Trace Co doping improves NH3-SCR performance and poisoning resistance of Ce-Mn-based catalysts

• One-step redox precipitation method for the preparation of trace Co-doped Ce-Mn-based catalysts with multiple applications. • A dual redox cycle was constructed (Mn 4+ + Ce 3+ ↔ Mn 3+ + Ce 4+ and Mn 3+ + Co 3+ ↔ Mn 4+ + Co 2+ ). • C1M3C-3% exhibited superior NH 3 -SCR performance and was capable of catalytic combustion of VOCs. • C1M3C-3% demonstrated excellent resistance to moisture and sulfur and can be recirculated by simple calcination (350 ℃, 4 h). • The NH 3 -SCR mechanism of C1M3C-3% was revealed by in-situ DRIFTS. Trace amounts of Co-doped Ce-Mn-based metal oxide catalysts with various applications were synthesized by a simple redox method.
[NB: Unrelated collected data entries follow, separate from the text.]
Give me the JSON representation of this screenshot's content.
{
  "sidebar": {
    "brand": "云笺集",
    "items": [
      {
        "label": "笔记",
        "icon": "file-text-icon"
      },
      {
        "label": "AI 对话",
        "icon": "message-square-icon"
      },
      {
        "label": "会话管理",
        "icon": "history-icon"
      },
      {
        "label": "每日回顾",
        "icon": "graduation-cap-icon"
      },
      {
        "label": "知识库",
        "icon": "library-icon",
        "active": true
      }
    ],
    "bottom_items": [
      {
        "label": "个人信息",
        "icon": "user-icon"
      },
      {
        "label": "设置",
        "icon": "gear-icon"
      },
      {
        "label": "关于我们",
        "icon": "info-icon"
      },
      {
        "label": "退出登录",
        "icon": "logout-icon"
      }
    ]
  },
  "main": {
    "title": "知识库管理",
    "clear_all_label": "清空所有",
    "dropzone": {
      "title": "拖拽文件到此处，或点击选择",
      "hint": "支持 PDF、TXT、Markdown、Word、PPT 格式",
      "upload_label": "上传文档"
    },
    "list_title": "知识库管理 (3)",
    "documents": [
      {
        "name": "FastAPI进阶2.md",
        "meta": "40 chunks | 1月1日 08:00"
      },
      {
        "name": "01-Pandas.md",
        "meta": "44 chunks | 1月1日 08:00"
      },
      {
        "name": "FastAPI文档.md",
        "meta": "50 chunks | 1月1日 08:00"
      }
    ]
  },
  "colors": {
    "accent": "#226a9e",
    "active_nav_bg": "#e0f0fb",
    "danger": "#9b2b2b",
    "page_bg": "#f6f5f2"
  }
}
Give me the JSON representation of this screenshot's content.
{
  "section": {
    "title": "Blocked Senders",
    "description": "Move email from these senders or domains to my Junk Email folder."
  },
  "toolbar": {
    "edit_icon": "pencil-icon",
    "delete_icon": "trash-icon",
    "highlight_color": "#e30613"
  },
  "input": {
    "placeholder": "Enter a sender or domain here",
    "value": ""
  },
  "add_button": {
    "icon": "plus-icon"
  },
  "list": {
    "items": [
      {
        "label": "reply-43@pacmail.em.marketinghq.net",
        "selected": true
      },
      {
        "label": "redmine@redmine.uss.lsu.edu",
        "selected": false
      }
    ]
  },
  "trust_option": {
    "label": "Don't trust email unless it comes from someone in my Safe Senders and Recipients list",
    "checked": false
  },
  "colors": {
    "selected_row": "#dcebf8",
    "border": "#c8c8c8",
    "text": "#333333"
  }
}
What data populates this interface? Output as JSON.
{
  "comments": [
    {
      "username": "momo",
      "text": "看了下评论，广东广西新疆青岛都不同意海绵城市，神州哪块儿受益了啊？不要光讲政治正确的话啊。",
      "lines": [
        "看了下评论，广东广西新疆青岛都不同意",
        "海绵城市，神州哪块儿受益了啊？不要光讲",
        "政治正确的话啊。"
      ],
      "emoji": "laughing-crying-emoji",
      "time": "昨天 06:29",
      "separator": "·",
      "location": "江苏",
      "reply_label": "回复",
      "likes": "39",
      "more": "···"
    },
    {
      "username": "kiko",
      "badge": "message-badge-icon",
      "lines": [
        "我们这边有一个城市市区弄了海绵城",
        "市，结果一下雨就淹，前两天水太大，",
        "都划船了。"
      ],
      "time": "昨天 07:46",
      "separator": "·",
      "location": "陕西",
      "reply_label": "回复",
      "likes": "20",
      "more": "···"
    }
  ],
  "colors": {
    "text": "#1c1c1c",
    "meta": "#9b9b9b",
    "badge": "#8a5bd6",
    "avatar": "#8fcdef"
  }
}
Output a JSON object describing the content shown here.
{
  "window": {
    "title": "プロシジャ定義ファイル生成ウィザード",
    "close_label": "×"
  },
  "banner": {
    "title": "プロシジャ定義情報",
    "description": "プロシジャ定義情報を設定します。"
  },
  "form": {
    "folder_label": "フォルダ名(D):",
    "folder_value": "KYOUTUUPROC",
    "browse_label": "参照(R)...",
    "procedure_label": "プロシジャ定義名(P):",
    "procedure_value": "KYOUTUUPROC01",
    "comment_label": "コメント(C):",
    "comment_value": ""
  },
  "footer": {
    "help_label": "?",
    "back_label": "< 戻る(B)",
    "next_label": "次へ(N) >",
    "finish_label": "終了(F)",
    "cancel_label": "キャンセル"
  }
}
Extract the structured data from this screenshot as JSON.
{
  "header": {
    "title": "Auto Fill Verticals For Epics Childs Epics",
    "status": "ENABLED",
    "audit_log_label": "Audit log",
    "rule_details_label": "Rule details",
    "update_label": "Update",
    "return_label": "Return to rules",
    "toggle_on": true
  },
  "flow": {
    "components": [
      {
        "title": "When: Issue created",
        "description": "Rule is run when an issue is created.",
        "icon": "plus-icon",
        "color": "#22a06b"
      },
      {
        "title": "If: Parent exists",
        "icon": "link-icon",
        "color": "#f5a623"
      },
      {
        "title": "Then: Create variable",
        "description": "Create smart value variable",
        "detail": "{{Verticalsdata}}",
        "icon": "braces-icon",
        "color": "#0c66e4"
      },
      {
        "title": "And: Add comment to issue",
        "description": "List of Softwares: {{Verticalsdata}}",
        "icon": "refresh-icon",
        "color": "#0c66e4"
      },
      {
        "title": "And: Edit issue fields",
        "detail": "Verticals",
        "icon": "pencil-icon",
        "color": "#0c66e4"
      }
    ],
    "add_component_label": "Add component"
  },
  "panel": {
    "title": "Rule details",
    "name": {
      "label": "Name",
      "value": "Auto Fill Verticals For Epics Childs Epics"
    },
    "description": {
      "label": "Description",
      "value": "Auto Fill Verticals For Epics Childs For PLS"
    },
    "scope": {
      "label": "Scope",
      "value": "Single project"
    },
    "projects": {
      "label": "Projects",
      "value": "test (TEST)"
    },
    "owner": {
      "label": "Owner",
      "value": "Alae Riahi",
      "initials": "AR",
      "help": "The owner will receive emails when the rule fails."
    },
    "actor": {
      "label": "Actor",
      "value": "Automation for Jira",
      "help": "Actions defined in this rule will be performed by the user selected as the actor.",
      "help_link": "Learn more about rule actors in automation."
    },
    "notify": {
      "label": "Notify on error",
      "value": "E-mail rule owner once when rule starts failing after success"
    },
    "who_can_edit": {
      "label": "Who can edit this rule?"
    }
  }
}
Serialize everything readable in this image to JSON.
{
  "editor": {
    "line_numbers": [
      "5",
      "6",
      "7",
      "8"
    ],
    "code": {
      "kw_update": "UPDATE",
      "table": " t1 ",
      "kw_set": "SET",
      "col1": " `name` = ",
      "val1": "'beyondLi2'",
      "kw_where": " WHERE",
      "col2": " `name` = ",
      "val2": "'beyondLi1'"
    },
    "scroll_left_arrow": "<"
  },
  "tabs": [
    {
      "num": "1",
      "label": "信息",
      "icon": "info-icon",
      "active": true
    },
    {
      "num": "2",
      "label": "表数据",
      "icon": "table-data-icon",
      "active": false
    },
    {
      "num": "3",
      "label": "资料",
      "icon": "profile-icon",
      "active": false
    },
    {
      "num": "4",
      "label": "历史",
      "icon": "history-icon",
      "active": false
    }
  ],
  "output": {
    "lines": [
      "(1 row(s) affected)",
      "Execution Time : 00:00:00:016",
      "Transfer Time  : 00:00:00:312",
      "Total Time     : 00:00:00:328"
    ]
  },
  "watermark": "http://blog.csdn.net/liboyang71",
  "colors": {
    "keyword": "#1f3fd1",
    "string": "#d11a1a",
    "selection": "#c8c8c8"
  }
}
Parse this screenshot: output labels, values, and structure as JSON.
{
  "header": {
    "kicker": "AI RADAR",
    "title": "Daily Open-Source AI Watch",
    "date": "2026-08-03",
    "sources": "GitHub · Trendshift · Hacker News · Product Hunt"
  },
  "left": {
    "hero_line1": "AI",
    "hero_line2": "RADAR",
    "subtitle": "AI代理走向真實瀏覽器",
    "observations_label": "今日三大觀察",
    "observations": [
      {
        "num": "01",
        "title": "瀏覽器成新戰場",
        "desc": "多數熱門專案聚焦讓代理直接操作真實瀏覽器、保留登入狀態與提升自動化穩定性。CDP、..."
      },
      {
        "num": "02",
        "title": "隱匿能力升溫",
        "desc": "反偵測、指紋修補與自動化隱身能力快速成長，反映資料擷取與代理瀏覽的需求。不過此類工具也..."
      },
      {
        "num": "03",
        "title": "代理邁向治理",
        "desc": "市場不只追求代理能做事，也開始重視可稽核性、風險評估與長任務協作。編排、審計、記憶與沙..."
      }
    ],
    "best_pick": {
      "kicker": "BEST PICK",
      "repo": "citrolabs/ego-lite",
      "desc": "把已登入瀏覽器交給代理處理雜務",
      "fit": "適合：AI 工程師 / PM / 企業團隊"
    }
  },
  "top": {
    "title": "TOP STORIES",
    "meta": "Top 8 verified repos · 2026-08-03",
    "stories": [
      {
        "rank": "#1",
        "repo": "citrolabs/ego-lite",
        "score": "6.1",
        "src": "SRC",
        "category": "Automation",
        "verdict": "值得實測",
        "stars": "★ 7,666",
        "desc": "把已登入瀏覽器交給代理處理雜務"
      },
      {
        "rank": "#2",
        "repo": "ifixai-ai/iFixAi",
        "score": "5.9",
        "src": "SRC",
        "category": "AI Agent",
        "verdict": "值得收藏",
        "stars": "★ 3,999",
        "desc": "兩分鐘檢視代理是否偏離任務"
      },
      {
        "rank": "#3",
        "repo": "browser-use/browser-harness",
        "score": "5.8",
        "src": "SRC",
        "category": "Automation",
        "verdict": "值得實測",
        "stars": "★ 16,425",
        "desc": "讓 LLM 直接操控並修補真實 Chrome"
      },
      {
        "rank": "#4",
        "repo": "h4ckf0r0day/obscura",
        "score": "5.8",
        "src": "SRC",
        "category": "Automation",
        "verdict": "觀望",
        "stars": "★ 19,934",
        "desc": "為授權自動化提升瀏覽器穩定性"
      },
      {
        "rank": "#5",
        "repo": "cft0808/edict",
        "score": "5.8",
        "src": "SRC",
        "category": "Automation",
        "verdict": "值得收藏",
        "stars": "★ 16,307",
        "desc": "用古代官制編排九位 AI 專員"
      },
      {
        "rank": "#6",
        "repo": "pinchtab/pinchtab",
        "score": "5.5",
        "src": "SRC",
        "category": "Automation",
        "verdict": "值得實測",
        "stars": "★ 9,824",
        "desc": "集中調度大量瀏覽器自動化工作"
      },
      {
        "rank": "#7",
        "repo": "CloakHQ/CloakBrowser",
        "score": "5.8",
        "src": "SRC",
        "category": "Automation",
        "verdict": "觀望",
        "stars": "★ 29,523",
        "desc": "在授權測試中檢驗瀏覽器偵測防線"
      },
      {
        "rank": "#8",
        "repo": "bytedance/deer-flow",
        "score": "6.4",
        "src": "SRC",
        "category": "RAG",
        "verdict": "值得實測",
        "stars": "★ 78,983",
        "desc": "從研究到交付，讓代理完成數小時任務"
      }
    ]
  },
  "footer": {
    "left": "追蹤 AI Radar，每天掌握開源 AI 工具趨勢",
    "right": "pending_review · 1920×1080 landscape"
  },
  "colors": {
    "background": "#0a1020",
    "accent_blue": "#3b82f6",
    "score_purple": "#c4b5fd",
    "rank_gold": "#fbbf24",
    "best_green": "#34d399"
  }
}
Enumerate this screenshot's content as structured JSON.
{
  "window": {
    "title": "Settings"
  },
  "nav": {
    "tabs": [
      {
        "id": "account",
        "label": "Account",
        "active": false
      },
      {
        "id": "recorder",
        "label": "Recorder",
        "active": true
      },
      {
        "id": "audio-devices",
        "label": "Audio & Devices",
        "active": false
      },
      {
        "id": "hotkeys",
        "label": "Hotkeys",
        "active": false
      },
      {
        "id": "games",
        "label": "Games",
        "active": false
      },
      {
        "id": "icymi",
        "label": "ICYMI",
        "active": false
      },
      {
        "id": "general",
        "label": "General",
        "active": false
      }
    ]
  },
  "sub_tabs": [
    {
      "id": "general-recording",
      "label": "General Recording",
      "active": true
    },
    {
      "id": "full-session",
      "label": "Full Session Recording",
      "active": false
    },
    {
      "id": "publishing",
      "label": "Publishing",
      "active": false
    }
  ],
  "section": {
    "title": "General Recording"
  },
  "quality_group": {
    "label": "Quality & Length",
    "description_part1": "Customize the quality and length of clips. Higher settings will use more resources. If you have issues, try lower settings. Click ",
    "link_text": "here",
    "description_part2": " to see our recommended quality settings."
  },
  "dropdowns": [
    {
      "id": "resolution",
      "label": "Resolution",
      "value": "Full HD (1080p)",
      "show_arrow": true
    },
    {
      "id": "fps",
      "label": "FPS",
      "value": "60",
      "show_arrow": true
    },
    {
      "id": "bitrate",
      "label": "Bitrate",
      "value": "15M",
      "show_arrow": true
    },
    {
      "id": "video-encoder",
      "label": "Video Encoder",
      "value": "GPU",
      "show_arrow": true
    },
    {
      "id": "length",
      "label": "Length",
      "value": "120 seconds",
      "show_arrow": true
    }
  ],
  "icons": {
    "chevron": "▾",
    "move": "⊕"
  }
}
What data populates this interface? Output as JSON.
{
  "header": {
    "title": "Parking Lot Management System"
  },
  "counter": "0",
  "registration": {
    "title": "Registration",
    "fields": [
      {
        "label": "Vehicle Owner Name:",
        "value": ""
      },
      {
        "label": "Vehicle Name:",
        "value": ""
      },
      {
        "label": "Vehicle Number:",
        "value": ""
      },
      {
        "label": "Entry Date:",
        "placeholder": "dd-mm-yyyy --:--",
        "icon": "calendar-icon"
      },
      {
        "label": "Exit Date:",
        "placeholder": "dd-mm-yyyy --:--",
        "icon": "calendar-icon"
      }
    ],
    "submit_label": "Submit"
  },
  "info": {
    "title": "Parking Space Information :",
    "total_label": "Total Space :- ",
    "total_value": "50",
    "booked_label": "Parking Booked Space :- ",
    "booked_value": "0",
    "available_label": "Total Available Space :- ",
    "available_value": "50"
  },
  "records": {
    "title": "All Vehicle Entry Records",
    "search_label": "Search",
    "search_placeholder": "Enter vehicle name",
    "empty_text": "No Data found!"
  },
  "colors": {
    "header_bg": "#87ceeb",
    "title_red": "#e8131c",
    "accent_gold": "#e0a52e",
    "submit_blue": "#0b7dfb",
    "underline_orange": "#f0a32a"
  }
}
When the molar fraction of doped Co was 3%, the catalyst possessed comparatively high contents of adsorbed oxygen species (O ads ), Mn 4+ , Ce 3+ , and Co 3+ , and exhibited promising catalytic performance. C1M3C-3% had a wide denitrification temperature window, achieving 80% NO removal at 87-277 °C and 90% catalytic combustion of toluene at 171 °C (T 90% = 171 °C). Furthermore, the catalyst exhibited satisfactory moisture and sulfur resistance activity and can be regenerated by simple calcination (350 ℃, 4 h). The reason for the high sulfur resistance of C1M3C-3% was investigated in detail and a schematic diagram was provided. The NH 3 -SCR process was revealed to satisfy the L-H mechanism with the assistance of in situ DRIFTS. This work demonstrated that the Co-doped Ce-Mn-based catalyst had the potential for downstream of soot treatment equipment.